23 November 2012

Carbon Canyon Historical Artifact #28: A La Vida Mineral Springs Ashtray

It might be appropriate (or not) that this installment comes as some of the history posts here deal with the fire history of Carbon Canyon.

In any case, here is an ashtray that might have been found in a motel room, the restaurant, or other
public areas of the La Vida Mineral Springs resort, which operated from the 1910s to the 1980s, located on the Brea side of the Canyon, a short distance east of Olinda Village.

Interestingly, the wording notes that the resort was in Placentia, not Brea, and this was the location generally assigned to the facility in its earlier years.  For example, directory listings from the 1920s always gave Placentia as the city of location, as did most of the soda bottles using water from La Vida that were issued from the late 1920s (some did say Fullerton, which is where one of the bottling plants was located, while others were bottled in northern California plants such as at Sacramento and Stockton.) 

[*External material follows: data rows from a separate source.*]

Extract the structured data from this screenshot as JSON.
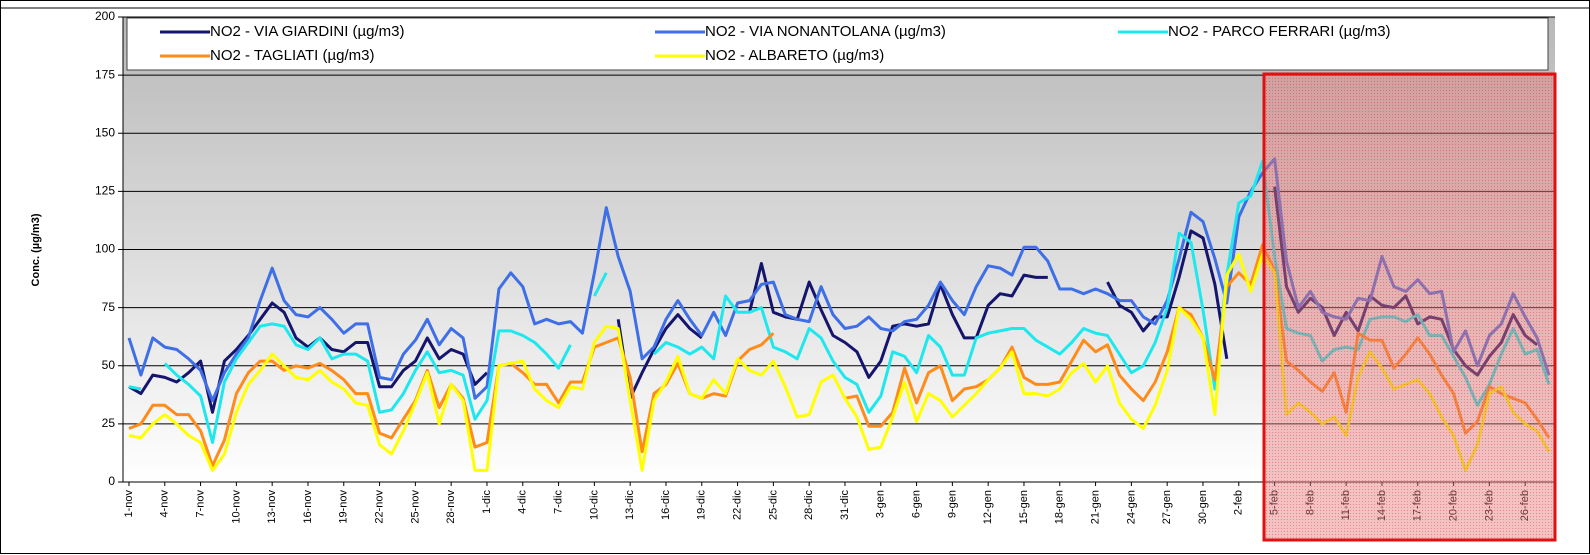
{
  "chart_data": {
    "type": "line",
    "y_label": "Conc. (µg/m3)",
    "ylim": [
      0,
      200
    ],
    "yticks": [
      0,
      25,
      50,
      75,
      100,
      125,
      150,
      175,
      200
    ],
    "grid": true,
    "categories": [
      "1-nov",
      null,
      null,
      "4-nov",
      null,
      null,
      "7-nov",
      null,
      null,
      "10-nov",
      null,
      null,
      "13-nov",
      null,
      null,
      "16-nov",
      null,
      null,
      "19-nov",
      null,
      null,
      "22-nov",
      null,
      null,
      "25-nov",
      null,
      null,
      "28-nov",
      null,
      null,
      "1-dic",
      null,
      null,
      "4-dic",
      null,
      null,
      "7-dic",
      null,
      null,
      "10-dic",
      null,
      null,
      "13-dic",
      null,
      null,
      "16-dic",
      null,
      null,
      "19-dic",
      null,
      null,
      "22-dic",
      null,
      null,
      "25-dic",
      null,
      null,
      "28-dic",
      null,
      null,
      "31-dic",
      null,
      null,
      "3-gen",
      null,
      null,
      "6-gen",
      null,
      null,
      "9-gen",
      null,
      null,
      "12-gen",
      null,
      null,
      "15-gen",
      null,
      null,
      "18-gen",
      null,
      null,
      "21-gen",
      null,
      null,
      "24-gen",
      null,
      null,
      "27-gen",
      null,
      null,
      "30-gen",
      null,
      null,
      "2-feb",
      null,
      null,
      "5-feb",
      null,
      null,
      "8-feb",
      null,
      null,
      "11-feb",
      null,
      null,
      "14-feb",
      null,
      null,
      "17-feb",
      null,
      null,
      "20-feb",
      null,
      null,
      "23-feb",
      null,
      null,
      "26-feb",
      null,
      null
    ],
    "series": [
      {
        "name": "NO2 - VIA GIARDINI  (µg/m3)",
        "color": "#15156e",
        "values": [
          41,
          38,
          46,
          45,
          43,
          47,
          52,
          30,
          52,
          57,
          63,
          70,
          77,
          73,
          62,
          58,
          62,
          57,
          56,
          60,
          60,
          41,
          41,
          48,
          52,
          62,
          53,
          57,
          55,
          42,
          47,
          null,
          null,
          null,
          null,
          null,
          null,
          null,
          null,
          null,
          null,
          70,
          36,
          47,
          57,
          66,
          72,
          66,
          62,
          null,
          null,
          null,
          73,
          94,
          73,
          71,
          70,
          86,
          74,
          63,
          60,
          56,
          45,
          52,
          67,
          68,
          67,
          68,
          85,
          72,
          62,
          62,
          76,
          81,
          80,
          89,
          88,
          88,
          null,
          null,
          null,
          null,
          86,
          76,
          73,
          65,
          71,
          71,
          88,
          108,
          105,
          85,
          53,
          null,
          null,
          null,
          127,
          84,
          73,
          79,
          75,
          63,
          73,
          65,
          80,
          76,
          75,
          80,
          68,
          71,
          70,
          57,
          50,
          46,
          54,
          60,
          72,
          63,
          59,
          null
        ]
      },
      {
        "name": "NO2 - VIA NONANTOLANA (µg/m3)",
        "color": "#3f6fe6",
        "values": [
          62,
          46,
          62,
          58,
          57,
          53,
          48,
          35,
          47,
          55,
          62,
          78,
          92,
          78,
          72,
          71,
          75,
          70,
          64,
          68,
          68,
          45,
          44,
          55,
          61,
          70,
          59,
          66,
          62,
          36,
          41,
          83,
          90,
          84,
          68,
          70,
          68,
          69,
          64,
          90,
          118,
          97,
          82,
          53,
          58,
          70,
          78,
          70,
          63,
          73,
          63,
          77,
          78,
          85,
          86,
          72,
          70,
          69,
          84,
          72,
          66,
          67,
          71,
          66,
          65,
          69,
          70,
          76,
          86,
          78,
          72,
          84,
          93,
          92,
          89,
          101,
          101,
          95,
          83,
          83,
          81,
          83,
          81,
          78,
          78,
          71,
          68,
          78,
          96,
          116,
          112,
          96,
          77,
          114,
          125,
          133,
          139,
          95,
          75,
          82,
          73,
          71,
          70,
          79,
          78,
          97,
          84,
          82,
          87,
          81,
          82,
          56,
          65,
          50,
          63,
          68,
          81,
          71,
          62,
          46
        ]
      },
      {
        "name": "NO2 - PARCO FERRARI (µg/m3)",
        "color": "#1ee8ee",
        "values": [
          41,
          40,
          null,
          51,
          46,
          42,
          37,
          17,
          43,
          53,
          60,
          67,
          68,
          67,
          59,
          57,
          62,
          53,
          55,
          55,
          52,
          30,
          31,
          38,
          48,
          56,
          47,
          48,
          46,
          27,
          35,
          65,
          65,
          63,
          60,
          55,
          49,
          59,
          null,
          80,
          90,
          null,
          null,
          null,
          55,
          60,
          58,
          55,
          58,
          53,
          80,
          73,
          73,
          75,
          58,
          56,
          53,
          66,
          62,
          52,
          45,
          42,
          30,
          37,
          56,
          54,
          47,
          63,
          58,
          46,
          46,
          62,
          64,
          65,
          66,
          66,
          61,
          58,
          55,
          60,
          66,
          64,
          63,
          55,
          47,
          50,
          60,
          75,
          107,
          103,
          74,
          40,
          89,
          120,
          123,
          138,
          97,
          66,
          64,
          63,
          52,
          57,
          58,
          57,
          70,
          71,
          71,
          69,
          72,
          63,
          63,
          54,
          45,
          33,
          42,
          55,
          66,
          55,
          57,
          42
        ]
      },
      {
        "name": "NO2 - TAGLIATI (µg/m3)",
        "color": "#ff8c1a",
        "values": [
          23,
          25,
          33,
          33,
          29,
          29,
          22,
          7,
          18,
          38,
          47,
          52,
          52,
          48,
          50,
          49,
          51,
          48,
          44,
          38,
          38,
          21,
          19,
          27,
          35,
          48,
          32,
          42,
          36,
          15,
          17,
          50,
          51,
          47,
          42,
          42,
          34,
          43,
          43,
          58,
          60,
          62,
          45,
          13,
          38,
          42,
          51,
          38,
          36,
          38,
          37,
          52,
          57,
          59,
          64,
          null,
          null,
          null,
          null,
          null,
          36,
          37,
          24,
          24,
          30,
          49,
          34,
          47,
          50,
          35,
          40,
          41,
          44,
          49,
          58,
          45,
          42,
          42,
          43,
          52,
          61,
          56,
          59,
          46,
          40,
          35,
          43,
          56,
          75,
          72,
          62,
          44,
          84,
          90,
          85,
          102,
          91,
          52,
          48,
          43,
          39,
          47,
          30,
          64,
          61,
          61,
          49,
          55,
          62,
          55,
          46,
          38,
          21,
          26,
          41,
          38,
          36,
          34,
          27,
          19
        ]
      },
      {
        "name": "NO2 - ALBARETO (µg/m3)",
        "color": "#ffff00",
        "values": [
          20,
          19,
          25,
          29,
          25,
          20,
          17,
          5,
          12,
          30,
          42,
          48,
          55,
          50,
          45,
          44,
          48,
          43,
          40,
          34,
          33,
          16,
          12,
          22,
          34,
          47,
          25,
          42,
          35,
          5,
          5,
          50,
          51,
          52,
          40,
          35,
          32,
          41,
          40,
          60,
          67,
          66,
          35,
          5,
          35,
          43,
          54,
          38,
          36,
          44,
          38,
          53,
          48,
          46,
          52,
          41,
          28,
          29,
          43,
          46,
          36,
          28,
          14,
          15,
          28,
          43,
          26,
          38,
          35,
          28,
          33,
          38,
          44,
          49,
          56,
          38,
          38,
          37,
          40,
          47,
          51,
          43,
          50,
          34,
          27,
          23,
          33,
          48,
          75,
          70,
          62,
          29,
          89,
          98,
          82,
          98,
          90,
          29,
          34,
          30,
          25,
          28,
          20,
          45,
          56,
          49,
          40,
          42,
          44,
          38,
          28,
          20,
          5,
          16,
          38,
          41,
          30,
          25,
          22,
          13
        ]
      }
    ]
  }
}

Notably, the early black-and-white real photo postcards that show the site in the late 1920s or early 1930s invariably will say "La Vida Mineral Springs, Calif," and omit the nearest city or town.

It doesn't appear to be until well after World War II when the the location was given as Brea--these are found on the color postcards that look to have produced in the 1950s and 1960s, as well as other artifacts like matchbooks.

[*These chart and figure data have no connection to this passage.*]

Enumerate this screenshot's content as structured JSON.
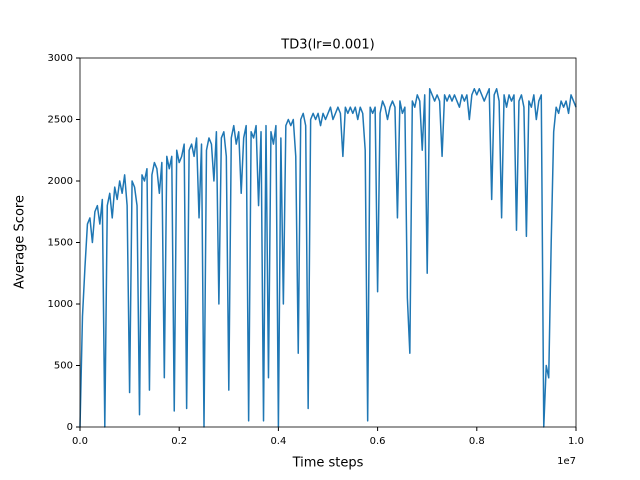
{
  "chart_data": {
    "type": "line",
    "title": "TD3(lr=0.001)",
    "xlabel": "Time steps",
    "ylabel": "Average Score",
    "x_offset_label": "1e7",
    "xlim": [
      0,
      10000000
    ],
    "ylim": [
      0,
      3000
    ],
    "xticks": [
      {
        "value": 0,
        "label": "0.0"
      },
      {
        "value": 2000000,
        "label": "0.2"
      },
      {
        "value": 4000000,
        "label": "0.4"
      },
      {
        "value": 6000000,
        "label": "0.6"
      },
      {
        "value": 8000000,
        "label": "0.8"
      },
      {
        "value": 10000000,
        "label": "1.0"
      }
    ],
    "yticks": [
      0,
      500,
      1000,
      1500,
      2000,
      2500,
      3000
    ],
    "grid": false,
    "x": [
      0,
      50000,
      100000,
      150000,
      200000,
      250000,
      300000,
      350000,
      400000,
      450000,
      500000,
      550000,
      600000,
      650000,
      700000,
      750000,
      800000,
      850000,
      900000,
      950000,
      1000000,
      1050000,
      1100000,
      1150000,
      1200000,
      1250000,
      1300000,
      1350000,
      1400000,
      1450000,
      1500000,
      1550000,
      1600000,
      1650000,
      1700000,
      1750000,
      1800000,
      1850000,
      1900000,
      1950000,
      2000000,
      2050000,
      2100000,
      2150000,
      2200000,
      2250000,
      2300000,
      2350000,
      2400000,
      2450000,
      2500000,
      2550000,
      2600000,
      2650000,
      2700000,
      2750000,
      2800000,
      2850000,
      2900000,
      2950000,
      3000000,
      3050000,
      3100000,
      3150000,
      3200000,
      3250000,
      3300000,
      3350000,
      3400000,
      3450000,
      3500000,
      3550000,
      3600000,
      3650000,
      3700000,
      3750000,
      3800000,
      3850000,
      3900000,
      3950000,
      4000000,
      4050000,
      4100000,
      4150000,
      4200000,
      4250000,
      4300000,
      4350000,
      4400000,
      4450000,
      4500000,
      4550000,
      4600000,
      4650000,
      4700000,
      4750000,
      4800000,
      4850000,
      4900000,
      4950000,
      5000000,
      5050000,
      5100000,
      5150000,
      5200000,
      5250000,
      5300000,
      5350000,
      5400000,
      5450000,
      5500000,
      5550000,
      5600000,
      5650000,
      5700000,
      5750000,
      5800000,
      5850000,
      5900000,
      5950000,
      6000000,
      6050000,
      6100000,
      6150000,
      6200000,
      6250000,
      6300000,
      6350000,
      6400000,
      6450000,
      6500000,
      6550000,
      6600000,
      6650000,
      6700000,
      6750000,
      6800000,
      6850000,
      6900000,
      6950000,
      7000000,
      7050000,
      7100000,
      7150000,
      7200000,
      7250000,
      7300000,
      7350000,
      7400000,
      7450000,
      7500000,
      7550000,
      7600000,
      7650000,
      7700000,
      7750000,
      7800000,
      7850000,
      7900000,
      7950000,
      8000000,
      8050000,
      8100000,
      8150000,
      8200000,
      8250000,
      8300000,
      8350000,
      8400000,
      8450000,
      8500000,
      8550000,
      8600000,
      8650000,
      8700000,
      8750000,
      8800000,
      8850000,
      8900000,
      8950000,
      9000000,
      9050000,
      9100000,
      9150000,
      9200000,
      9250000,
      9300000,
      9350000,
      9400000,
      9450000,
      9500000,
      9550000,
      9600000,
      9650000,
      9700000,
      9750000,
      9800000,
      9850000,
      9900000,
      9950000,
      10000000
    ],
    "series": [
      {
        "color": "#1f77b4",
        "values": [
          0,
          900,
          1300,
          1650,
          1700,
          1500,
          1750,
          1800,
          1650,
          1850,
          0,
          1800,
          1900,
          1700,
          1950,
          1850,
          2000,
          1900,
          2050,
          1800,
          280,
          2000,
          1950,
          1800,
          100,
          2050,
          2000,
          2100,
          300,
          2050,
          2150,
          2100,
          1900,
          2150,
          400,
          2200,
          2100,
          2200,
          130,
          2250,
          2150,
          2200,
          2300,
          150,
          2250,
          2300,
          2200,
          2350,
          1700,
          2300,
          0,
          2250,
          2350,
          2300,
          2000,
          2400,
          1000,
          2350,
          2400,
          2200,
          300,
          2350,
          2450,
          2300,
          2400,
          1900,
          2350,
          2450,
          50,
          2400,
          2350,
          2450,
          1800,
          2400,
          50,
          2450,
          400,
          2400,
          2300,
          2450,
          0,
          2350,
          1000,
          2450,
          2500,
          2450,
          2500,
          2200,
          600,
          2500,
          2550,
          2450,
          150,
          2500,
          2550,
          2500,
          2550,
          2450,
          2550,
          2500,
          2550,
          2600,
          2500,
          2550,
          2600,
          2550,
          2200,
          2600,
          2550,
          2600,
          2550,
          2600,
          2500,
          2600,
          2550,
          2250,
          50,
          2600,
          2550,
          2600,
          1100,
          2550,
          2650,
          2600,
          2500,
          2600,
          2650,
          2600,
          1700,
          2650,
          2550,
          2600,
          1050,
          600,
          2650,
          2600,
          2700,
          2650,
          2250,
          2700,
          1250,
          2750,
          2700,
          2650,
          2700,
          2650,
          2200,
          2700,
          2650,
          2700,
          2650,
          2700,
          2650,
          2600,
          2700,
          2650,
          2700,
          2500,
          2700,
          2750,
          2700,
          2750,
          2700,
          2650,
          2700,
          2750,
          1850,
          2700,
          2750,
          2650,
          1700,
          2700,
          2600,
          2700,
          2650,
          2700,
          1600,
          2650,
          2700,
          2600,
          1550,
          2650,
          2600,
          2700,
          2500,
          2650,
          2700,
          0,
          500,
          400,
          1500,
          2400,
          2600,
          2550,
          2650,
          2600,
          2650,
          2550,
          2700,
          2650,
          2600
        ]
      }
    ]
  }
}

Given this, it appears that this ashtray goes back to the earlier days, perhaps from the 1930s or 1940s, though there is no obvious way to discern the date (the words "MINERAL SPRINGS" appear to look somewhat like Art Deco, which was everywhere in the Thirties.)  It's a utilitarian item, to be sure, but is still one little historical tidbit to add to the history of Carbon Canyon's most notable historic site.


Jeff Fischer said...

It's hard to say for sure without a sense of scale for the ashtray, but the indentations around the edge make it look like it was designed for cigars, not cigarettes. Not sure that's of any real significance, unless there was a period of time where cigar ashtrays were more common.

prs said...

Hi Jeff, you know, the indentations are also rounded as if they would fit cigars, but I wonder if they could be used for both. If the tray was old enough, cigars were probably a lot more common in the, say, 30s and 40s than the 60s or 70s. Thanks for the comment.

sweetsimplicity said...

how neat!

prs said...

Hi sweetsimplicity, thanks for the comment and look for a post on another interesting La Vida item in the not-too-disant future.